On the final day of menswear shows in Florence, designer Stefano Pilati delivered one of the most compelling collections of the Fall 2020 season for his independent fashion brand Random Identities. Staged in the historic Stazione Leopolda (the first ever train station built in the city), which was turned into an underground nightclub, the runway showcased an eclectic mix of faces, including noted queer artist Fatima Jamal.
The choice to cast Jamal, known by her moniker "FatFemme" to many, is historic in that rarely has a designer of Pilati's caliber ever chosen a Black, trans woman to walk the runway for a menswear institution as prestigious as Pitti Uomo (or any men's fashion week, for that matter.) She had nothing but high marks for Pilati, whom she praised in a recent Instagram post:
"Bravissimo @stefanopilati — the message was heard," she wrote in the caption. "@randomidentities, what a twirl! florence will never be the same AFTER THIS SHIT! we made it feel mighty real! #pittiuomo"
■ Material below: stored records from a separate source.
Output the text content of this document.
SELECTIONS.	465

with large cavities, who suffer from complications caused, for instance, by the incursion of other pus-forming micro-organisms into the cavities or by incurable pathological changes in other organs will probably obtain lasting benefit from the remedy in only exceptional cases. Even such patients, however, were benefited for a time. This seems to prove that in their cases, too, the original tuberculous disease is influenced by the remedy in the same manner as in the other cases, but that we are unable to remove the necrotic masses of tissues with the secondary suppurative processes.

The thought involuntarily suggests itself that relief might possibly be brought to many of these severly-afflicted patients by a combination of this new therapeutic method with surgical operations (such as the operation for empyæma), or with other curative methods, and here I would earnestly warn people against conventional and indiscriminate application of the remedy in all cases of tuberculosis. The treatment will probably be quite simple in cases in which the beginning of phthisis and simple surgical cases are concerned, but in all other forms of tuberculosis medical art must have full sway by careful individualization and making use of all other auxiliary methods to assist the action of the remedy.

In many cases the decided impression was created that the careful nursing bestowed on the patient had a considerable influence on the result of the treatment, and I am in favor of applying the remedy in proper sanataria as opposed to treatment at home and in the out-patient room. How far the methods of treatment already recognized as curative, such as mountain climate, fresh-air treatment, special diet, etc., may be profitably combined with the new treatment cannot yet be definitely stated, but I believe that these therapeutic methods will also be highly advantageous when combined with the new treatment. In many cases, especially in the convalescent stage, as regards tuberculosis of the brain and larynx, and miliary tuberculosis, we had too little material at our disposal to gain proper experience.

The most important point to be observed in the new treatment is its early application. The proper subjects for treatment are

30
Indeed, the diverse casting captured the queer, nonbinary ethos that's been at Random Identities' core since it first launched in 2017. Though Pilati's collections lean toward menswear, the clothes are ultimately unisex and are imbued with a rebellious and subversive spirit. (Unisex label Telfar showed the same day as an invited guest of Pitti, further demonstrating the evolution of traditional menswear.)
As for the collection, the range and strengths of Pilati's tailoring skills, which he honed for decades at brands like Miu Miu, Saint Laurent and Zegna, were on full display. Suits cinched at the waist, oversized blazers paired with over-the-knee boots, crisp shirts with billowing sleeves and cozy, boxy coats all made a strong case for the wardrobes of Berlin club kids and modern business professionals alike. (SSENSE is the exclusive online retailer of Random Identities, which is also carried in stores like Dover Street Market.)
"This 'power of silence' is in direct contrast to the disruptive maximalism and its insistence on creating generations of 'aspiration' which I find obsolete, inelegant and counterproductive," Pilati said in the show notes. "Especially in an era in which other forms of investment in oneself require an inner and outer balance of how we are used to presenting ourselves."
Finally, a pair of savvy new footwear collaborations rounded out the show, including one with Birkenstocks and another with Chinese sports brand Li-Ning.